New admissions can start making – or costing – skilled nursing providers significant sums of money almost immediately. A key factor is how efficiently and thoroughly a new resident is assessed and diagnosed by the nursing staff. Should an existing or pre-emergent skin problem be missed, residents’ – and providers’ – bottom lines, could suffer unnecessarily. Proper education ahead of time should put most providers on firm footing.

1. Do it now. That is the unanimous top priority for professional caregivers. Conduct a skin assessment as soon as possible after the new resident arrives.
“If you are going to consider ‘avoidable’ vs. ‘unavoidable,’ the assessment timing will be imperative,” says Connie Phillips-Jones, RN, MSN, referring to possible legal or regulatory actions.
“My concern is they (providers) have so much time after admission to do their MDS assessment, there may be some delay” in performing the initial skin assessment, the director of clinical support for wound-care device supplier Longport Inc. adds. “The more time that passes between the time they come through the door and having skin assessment done, the less credible your defense will be.”

2. Prompt does not mean too fast.” Don’t rush, and don’t assume what you are told by the referring provider or other caregiver,” Phillips-Jones says. “It’s really important to review what the referring provider has said and make sure you go the area of the body in question and verify with your own assessment. Don’t just put the referring provider’s assessment in the back of the chart.

3. If you feel you need clarification or more clout behind a diagnosis:
“Get the medical provider (doctor) to support your documentation, if appropriate. Have him or her present upon admission, if you can,” says Jennifer Pettis, RN, RAC-CT, a policy analyst and consultant for the New York Association of Homes and Services for the Aging.

4. Nurses have to be able to both recognize a problem exists and make the right diagnosis.
“A common mistake is folks may be assessing dermatitis that is due to incontinence as a Stage I (pressure ulcer) area and treating it as a pressure ulcer when it fact, it’s not,” Pettis says. “Then, you’re treating a different problem and it’s not appropriate care.”

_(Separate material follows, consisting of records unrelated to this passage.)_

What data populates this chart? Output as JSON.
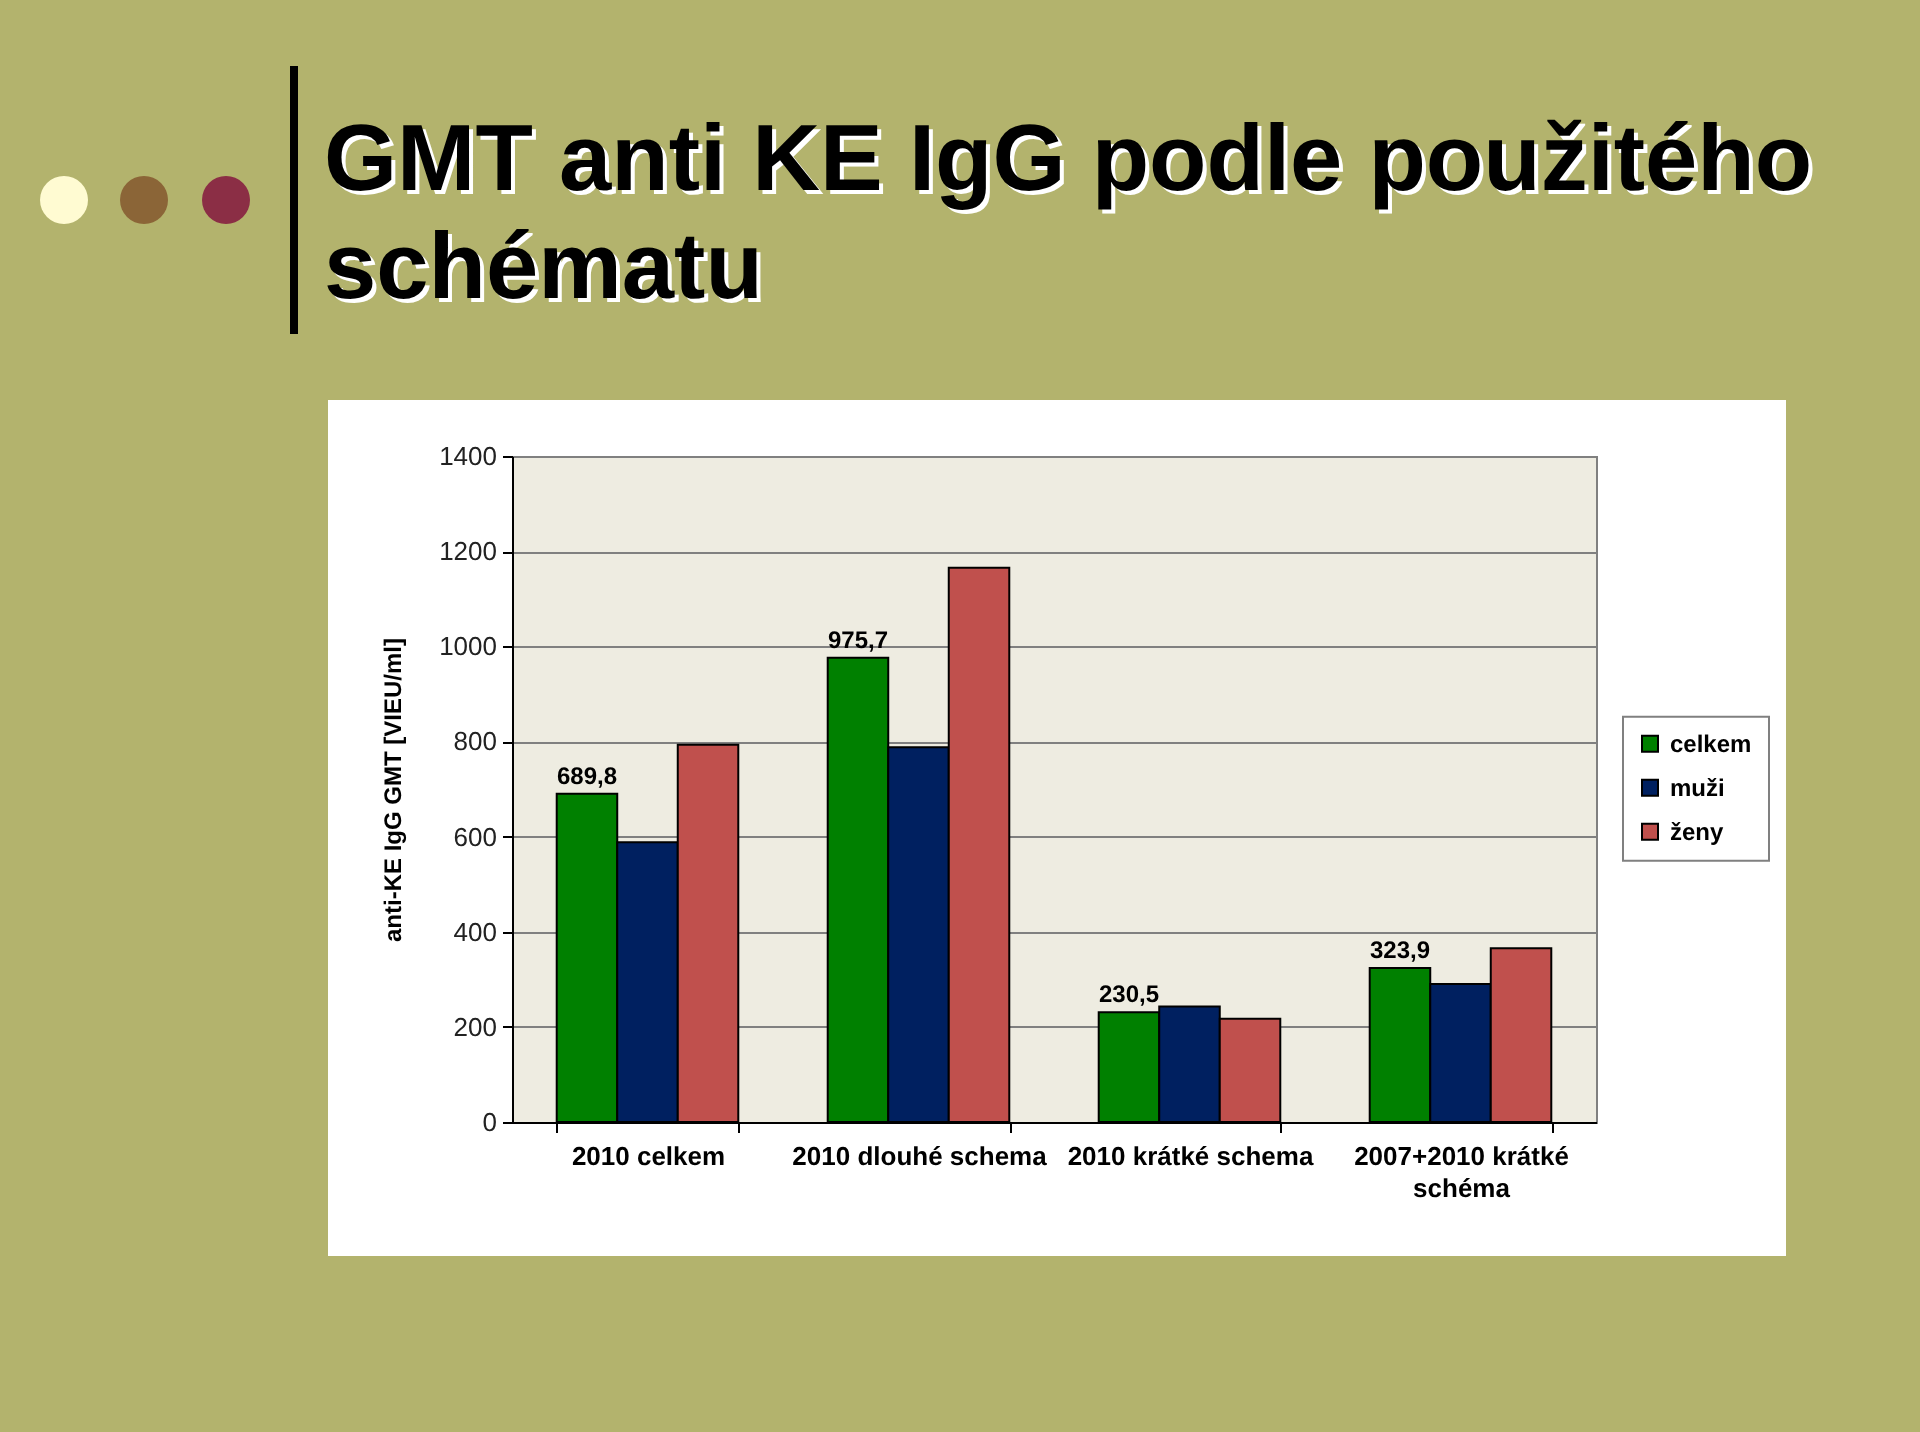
{
  "chart_data": {
    "type": "bar",
    "title": "GMT anti KE IgG podle použitého schématu",
    "ylabel": "anti-KE IgG GMT [VIEU/ml]",
    "categories": [
      "2010 celkem",
      "2010 dlouhé schema",
      "2010 krátké schema",
      "2007+2010 krátké schéma"
    ],
    "series": [
      {
        "name": "celkem",
        "color": "#008000",
        "values": [
          689.8,
          975.7,
          230.5,
          323.9
        ],
        "value_labels": [
          "689,8",
          "975,7",
          "230,5",
          "323,9"
        ]
      },
      {
        "name": "muži",
        "color": "#002060",
        "values": [
          588,
          788,
          243,
          290
        ]
      },
      {
        "name": "ženy",
        "color": "#c0504d",
        "values": [
          793,
          1165,
          217,
          365
        ]
      }
    ],
    "ylim": [
      0,
      1400
    ],
    "yticks": [
      0,
      200,
      400,
      600,
      800,
      1000,
      1200,
      1400
    ],
    "grid": "y",
    "legend": "right"
  }
}
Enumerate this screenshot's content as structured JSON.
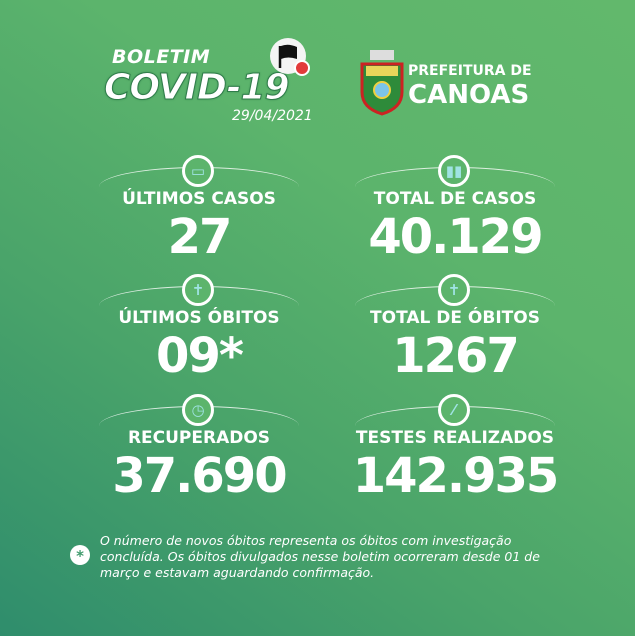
{
  "header": {
    "boletim": "BOLETIM",
    "covid": "COVID-19",
    "date": "29/04/2021",
    "prefeitura": "PREFEITURA DE",
    "canoas": "CANOAS"
  },
  "stats": [
    {
      "label": "ÚLTIMOS CASOS",
      "value": "27",
      "icon": "mask-icon"
    },
    {
      "label": "TOTAL DE CASOS",
      "value": "40.129",
      "icon": "people-icon"
    },
    {
      "label": "ÚLTIMOS ÓBITOS",
      "value": "09*",
      "icon": "cross-icon"
    },
    {
      "label": "TOTAL DE ÓBITOS",
      "value": "1267",
      "icon": "cross-icon"
    },
    {
      "label": "RECUPERADOS",
      "value": "37.690",
      "icon": "clock-icon"
    },
    {
      "label": "TESTES REALIZADOS",
      "value": "142.935",
      "icon": "syringe-icon"
    }
  ],
  "footnote": {
    "symbol": "*",
    "text": "O número de novos óbitos representa os óbitos com investigação concluída. Os óbitos divulgados nesse boletim ocorreram desde 01 de março e estavam aguardando confirmação."
  },
  "colors": {
    "background": "#5cb46c",
    "background_dark": "#2f8d6c",
    "icon_accent": "#9fe3e3"
  }
}
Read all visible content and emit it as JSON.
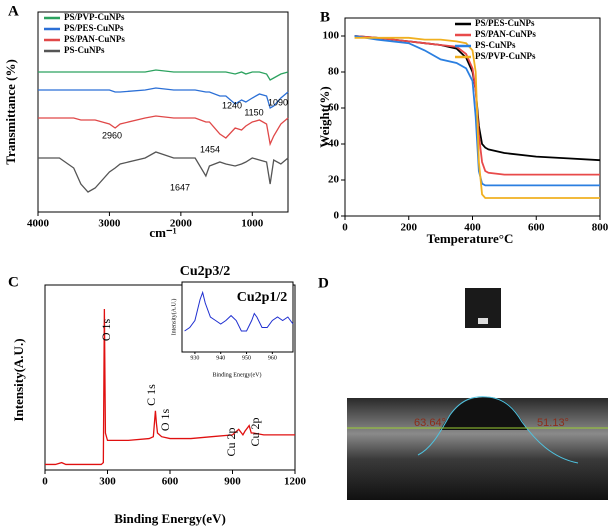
{
  "chart_data": [
    {
      "type": "line",
      "label": "A",
      "xlabel": "cm⁻¹",
      "ylabel": "Transmittance (%)",
      "xlim": [
        4000,
        500
      ],
      "xticks": [
        4000,
        3000,
        2000,
        1000
      ],
      "ylim": [
        0,
        100
      ],
      "legend": "upper left",
      "x": [
        4000,
        3700,
        3500,
        3400,
        3300,
        3200,
        3000,
        2920,
        2850,
        2500,
        2350,
        2100,
        1800,
        1650,
        1600,
        1454,
        1370,
        1240,
        1150,
        1090,
        1000,
        900,
        800,
        750,
        700,
        600,
        500
      ],
      "series": [
        {
          "name": "PS/PVP-CuNPs",
          "color": "#2ca25f",
          "values": [
            70,
            70,
            70,
            70,
            70,
            70,
            70,
            70,
            70,
            70,
            71,
            70,
            70,
            70,
            70,
            70,
            70,
            69,
            70,
            69,
            70,
            70,
            69,
            66,
            67,
            69,
            70
          ]
        },
        {
          "name": "PS/PES-CuNPs",
          "color": "#2b6fd6",
          "values": [
            61,
            61,
            61,
            61,
            61,
            61,
            61,
            60,
            60,
            61,
            62,
            61,
            61,
            60,
            60,
            58,
            58,
            54,
            56,
            55,
            57,
            59,
            58,
            52,
            53,
            57,
            60
          ]
        },
        {
          "name": "PS/PAN-CuNPs",
          "color": "#e04848",
          "values": [
            47,
            47,
            47,
            46,
            46,
            46,
            44,
            42,
            44,
            47,
            48,
            47,
            47,
            45,
            45,
            39,
            37,
            42,
            41,
            43,
            45,
            46,
            44,
            34,
            38,
            44,
            47
          ]
        },
        {
          "name": "PS-CuNPs",
          "color": "#555555",
          "values": [
            27,
            27,
            22,
            14,
            10,
            12,
            20,
            22,
            24,
            27,
            30,
            27,
            27,
            18,
            23,
            25,
            24,
            23,
            24,
            25,
            27,
            26,
            25,
            14,
            26,
            24,
            27
          ]
        }
      ],
      "annotations": [
        "1240",
        "1150",
        "1090",
        "2960",
        "1454",
        "1647"
      ]
    },
    {
      "type": "line",
      "label": "B",
      "xlabel": "Temperature°C",
      "ylabel": "Weight(%)",
      "xlim": [
        0,
        800
      ],
      "xticks": [
        0,
        200,
        400,
        600,
        800
      ],
      "ylim": [
        0,
        110
      ],
      "yticks": [
        0,
        20,
        40,
        60,
        80,
        100
      ],
      "legend": "upper right",
      "x": [
        30,
        100,
        200,
        250,
        300,
        350,
        380,
        400,
        410,
        420,
        430,
        440,
        450,
        500,
        600,
        700,
        800
      ],
      "series": [
        {
          "name": "PS/PES-CuNPs",
          "color": "#000000",
          "values": [
            100,
            99,
            97,
            96,
            95,
            93,
            88,
            80,
            70,
            50,
            40,
            38,
            37,
            35,
            33,
            32,
            31
          ]
        },
        {
          "name": "PS/PAN-CuNPs",
          "color": "#e84a4a",
          "values": [
            100,
            99,
            97,
            96,
            95,
            94,
            90,
            82,
            70,
            45,
            30,
            25,
            24,
            23,
            23,
            23,
            23
          ]
        },
        {
          "name": "PS-CuNPs",
          "color": "#2b7fe0",
          "values": [
            100,
            98,
            96,
            92,
            87,
            85,
            82,
            75,
            55,
            25,
            18,
            17,
            17,
            17,
            17,
            17,
            17
          ]
        },
        {
          "name": "PS/PVP-CuNPs",
          "color": "#f0b020",
          "values": [
            99,
            99,
            99,
            98,
            98,
            97,
            96,
            92,
            80,
            30,
            12,
            10,
            10,
            10,
            10,
            10,
            10
          ]
        }
      ]
    },
    {
      "type": "line",
      "label": "C",
      "xlabel": "Binding Energy(eV)",
      "ylabel": "Intensity(A.U.)",
      "xlim": [
        0,
        1200
      ],
      "xticks": [
        0,
        300,
        600,
        900,
        1200
      ],
      "ylim": [
        0,
        100
      ],
      "x": [
        0,
        50,
        80,
        100,
        200,
        270,
        280,
        285,
        290,
        300,
        400,
        500,
        520,
        530,
        535,
        540,
        560,
        600,
        700,
        800,
        900,
        930,
        950,
        960,
        980,
        990,
        1000,
        1050,
        1100,
        1200
      ],
      "series": [
        {
          "color": "#e01010",
          "values": [
            3,
            3,
            4,
            3,
            3,
            3,
            4,
            87,
            20,
            16,
            16,
            17,
            18,
            32,
            25,
            20,
            18,
            17,
            17,
            18,
            19,
            22,
            19,
            21,
            24,
            20,
            20,
            19,
            19,
            19
          ]
        }
      ],
      "peak_labels": [
        "O 1s",
        "C 1s",
        "O 1s",
        "Cu 2p",
        "Cu 2p"
      ]
    },
    {
      "type": "line",
      "xlabel": "Binding Energy(eV)",
      "ylabel": "Intensity(A.U.)",
      "xlim": [
        925,
        968
      ],
      "xticks": [
        930,
        940,
        950,
        960
      ],
      "ylim": [
        0,
        100
      ],
      "x": [
        926,
        928,
        930,
        932,
        933,
        934,
        936,
        938,
        940,
        942,
        944,
        946,
        948,
        950,
        952,
        953,
        954,
        956,
        958,
        960,
        962,
        964,
        966,
        968
      ],
      "series": [
        {
          "color": "#1f2fd0",
          "values": [
            30,
            35,
            45,
            75,
            85,
            70,
            50,
            45,
            40,
            45,
            52,
            45,
            30,
            30,
            45,
            55,
            50,
            35,
            35,
            45,
            50,
            45,
            50,
            40
          ]
        }
      ],
      "annotations": [
        "Cu2p3/2",
        "Cu2p1/2"
      ]
    }
  ],
  "panel_d": {
    "label": "D",
    "left_angle": "63.64°",
    "right_angle": "51.13°"
  }
}
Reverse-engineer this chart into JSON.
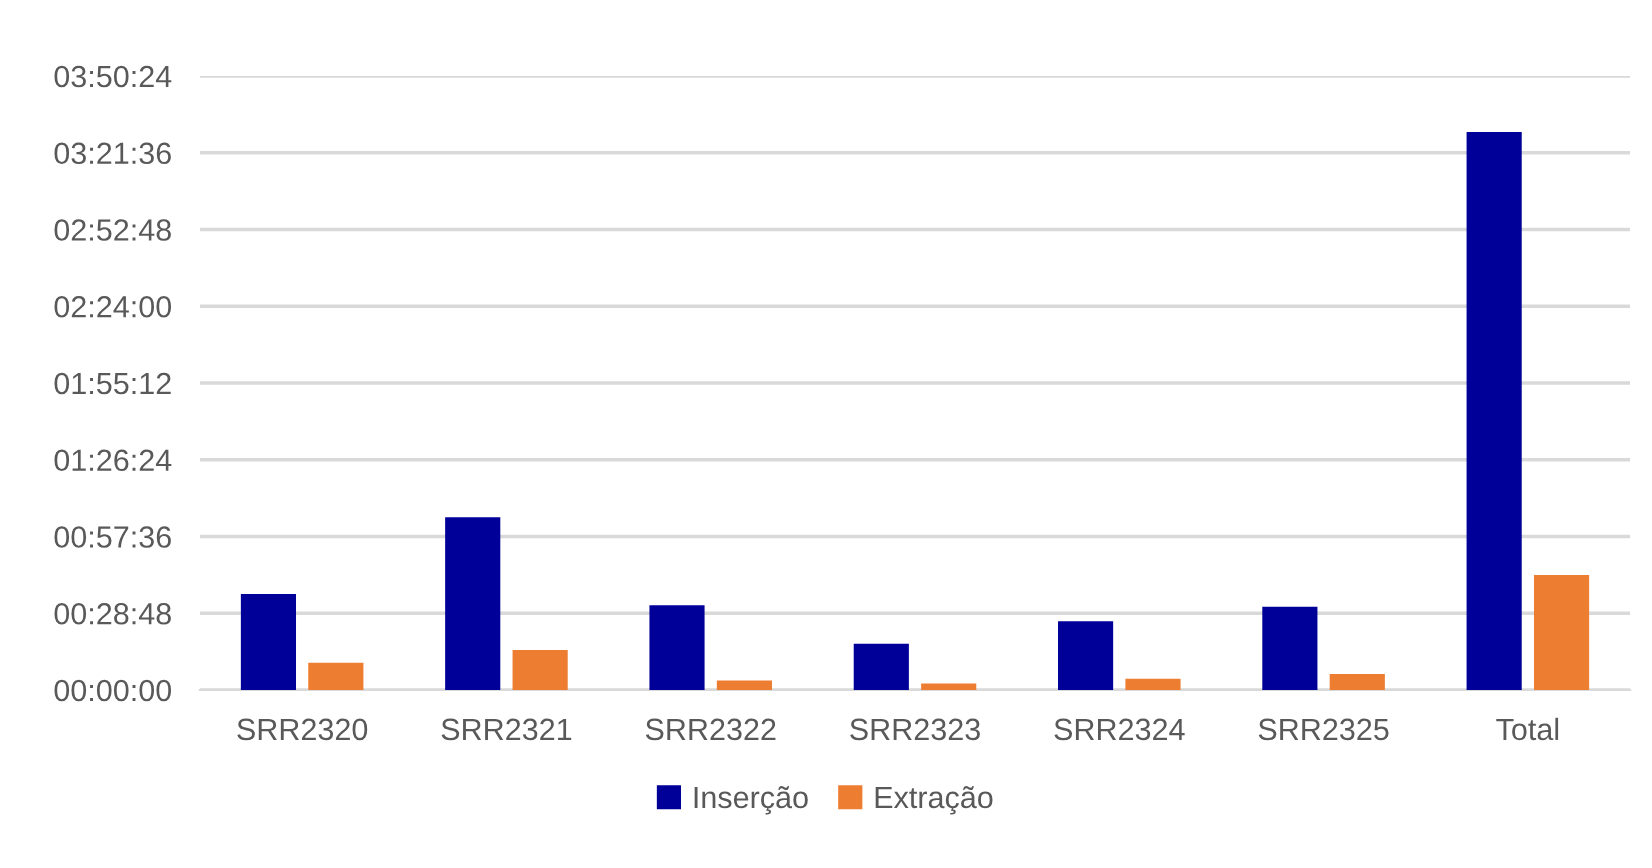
{
  "chart_data": {
    "type": "bar",
    "categories": [
      "SRR2320",
      "SRR2321",
      "SRR2322",
      "SRR2323",
      "SRR2324",
      "SRR2325",
      "Total"
    ],
    "series": [
      {
        "name": "Inserção",
        "color": "#000099",
        "values": [
          0.6,
          1.08,
          0.53,
          0.29,
          0.43,
          0.52,
          3.49
        ]
      },
      {
        "name": "Extração",
        "color": "#ed7d31",
        "values": [
          0.17,
          0.25,
          0.06,
          0.04,
          0.07,
          0.1,
          0.72
        ]
      }
    ],
    "ylim": [
      0,
      3.84
    ],
    "yticks": [
      {
        "value": 0,
        "label": "00:00:00"
      },
      {
        "value": 0.48,
        "label": "00:28:48"
      },
      {
        "value": 0.96,
        "label": "00:57:36"
      },
      {
        "value": 1.44,
        "label": "01:26:24"
      },
      {
        "value": 1.92,
        "label": "01:55:12"
      },
      {
        "value": 2.4,
        "label": "02:24:00"
      },
      {
        "value": 2.88,
        "label": "02:52:48"
      },
      {
        "value": 3.36,
        "label": "03:21:36"
      },
      {
        "value": 3.84,
        "label": "03:50:24"
      }
    ],
    "grid": "y",
    "legend": "bottom"
  }
}
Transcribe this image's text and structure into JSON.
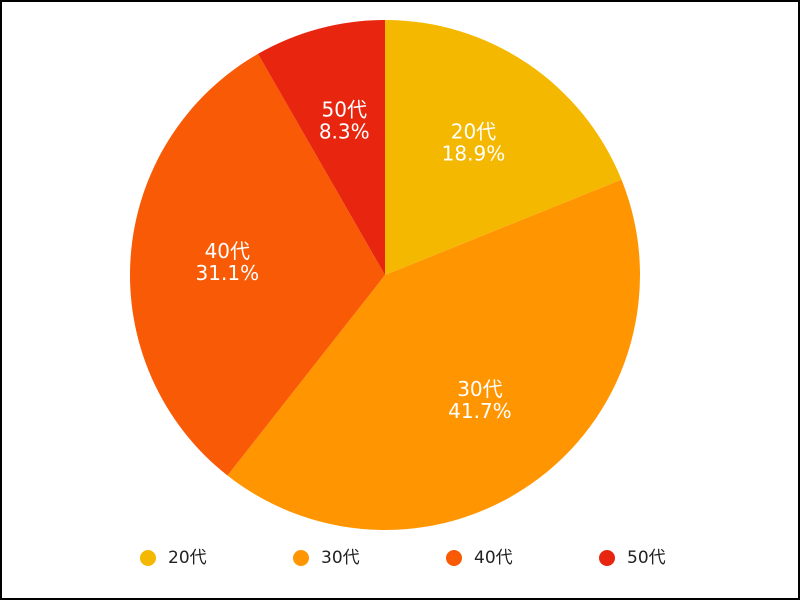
{
  "chart_data": {
    "type": "pie",
    "categories": [
      "20代",
      "30代",
      "40代",
      "50代"
    ],
    "values": [
      18.9,
      41.7,
      31.1,
      8.3
    ],
    "value_labels": [
      "18.9%",
      "41.7%",
      "31.1%",
      "8.3%"
    ],
    "colors": [
      "#f5b800",
      "#ff9500",
      "#f85a06",
      "#e8260f"
    ],
    "legend": "bottom"
  }
}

5. One clinical care consultant likes to start from scratch, so to speak, with new admissions.
“One of the things is to prepare the new patient with a complete bed-bath or shower upon admission. First, it’s for infection control. You’re eliminating everything they’re bringing in, and you’re starting fresh to assess the body at that time,” says Diane Kubala, RN, CDON, of Phoenix-based Residents First.

6. The biggest things Kubala sees omitted from initial assessments are proper checks of the head and feet. “Usually, when patients are in the hospital, they were on oxygen or lying on their backs for a long period of time. Turning and positioning are not a big protocol in the hospitals, ” she notes. “So we see people with loss of hair on the back of their head, and if they’ve used an oxygen mask, we see a lot of open sores behind the ears.”
Inactive individuals also must be examined for heel sores, she stresses.
Once they lose the callous on the heel, the bone becomes more evident for high-risk breakthrough,” she says. “As soon as they feel mushy heels or non-calloused heels, they need to report it.”

7. Assessors must also be-come “culturally competent” to provide proper skin care, Phillips-Jones says.
“People with darker skin are more difficult to assess for a color change. The Stage I pressure ulcer is characterized by the national advisory council for its redness. If the skin is darkly colored, you’re not going to see discoloring,” she notes.

8. Intense visual inspection of the skin is important – but it can’t head off all problems. Hands-on probing and other, more objective tools complement the process, Phillips-Jones asserts.
“Use an objective tool like a high-frequency/high-resolution ultrasound to see skin changes under the epidermis and not visible to naked-eye assessment,” she recommends.